從淮南到徐州,得先北上越過淮河,然后由宿州進丘陵,沿著收束的山勢進城。
越往北,戰火紛飛留下的滿目瘡痍,便越發的令人驚心。原先搬到安慶后,予芙被父兄約著極少許她出門,安慶城破的時候,她又一直守著母親留在家中,是故并沒有親眼目睹太多前線廝殺。
她曾以為,牢中的一個月已經是暗無天日,如今見了沿途的情形才知道,相對阿鼻地獄似的戰場,牢獄之難,不過爾爾。
何況她還重新遇見了劭哥,又嫁與他為妻。
世間得此良人,穿過經年命運糾纏,仍能初心不變,何其幸甚。
同行的統共有大幾百人,除燕山衛百十來人外,還有押運糧草的車隊,以及各類征用的雜役。由于輜重頗多,所以行的并不快。燕山衛皆是女子,其中自不乏英姿颯爽的年輕姑娘,同帳扎營的有一個小丫頭叫談玉茹,雖比予芙小了六歲,卻在兩年前便進了燕山衛。

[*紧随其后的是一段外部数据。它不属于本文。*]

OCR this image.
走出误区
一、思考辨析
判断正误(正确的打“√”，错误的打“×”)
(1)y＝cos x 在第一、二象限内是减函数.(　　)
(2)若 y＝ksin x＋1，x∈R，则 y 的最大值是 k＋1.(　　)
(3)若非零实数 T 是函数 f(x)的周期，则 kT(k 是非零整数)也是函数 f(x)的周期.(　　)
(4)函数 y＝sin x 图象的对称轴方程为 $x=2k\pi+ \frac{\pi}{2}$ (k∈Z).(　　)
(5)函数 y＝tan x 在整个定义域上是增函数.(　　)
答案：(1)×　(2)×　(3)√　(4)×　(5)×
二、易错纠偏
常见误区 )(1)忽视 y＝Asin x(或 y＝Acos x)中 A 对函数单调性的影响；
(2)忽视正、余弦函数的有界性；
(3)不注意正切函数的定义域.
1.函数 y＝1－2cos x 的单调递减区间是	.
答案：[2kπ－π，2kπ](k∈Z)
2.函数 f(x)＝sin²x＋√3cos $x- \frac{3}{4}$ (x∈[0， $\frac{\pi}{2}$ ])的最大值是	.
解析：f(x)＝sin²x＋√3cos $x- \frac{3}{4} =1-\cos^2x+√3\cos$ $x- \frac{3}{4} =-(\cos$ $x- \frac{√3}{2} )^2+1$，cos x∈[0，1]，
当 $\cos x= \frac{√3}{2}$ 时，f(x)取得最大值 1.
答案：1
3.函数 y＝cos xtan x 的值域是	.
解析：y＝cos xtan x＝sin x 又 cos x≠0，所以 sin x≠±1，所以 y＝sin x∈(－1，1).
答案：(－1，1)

小襖配著短衣,腰間勒一條赤色短須絳,玉茹尋常愛作男孩兒似的打扮,性子也活潑。兩人聊上后竟發現一樣拜過峨眉女道長學武,彼此更加生出許多親近,一路同吃同住,互相照應。
道路崎嶇,又要趕期,予芙從前沒徒步行過這樣的遠路。
剛走到第三天下午,她便漸漸覺出每一步腳上都鉆心的疼。強忍至晚間扎營,眾人用飯時,她悄悄先回了營帳,脫下鞋襪一看,才發現腫脹的雙腳上,已起了許多水泡。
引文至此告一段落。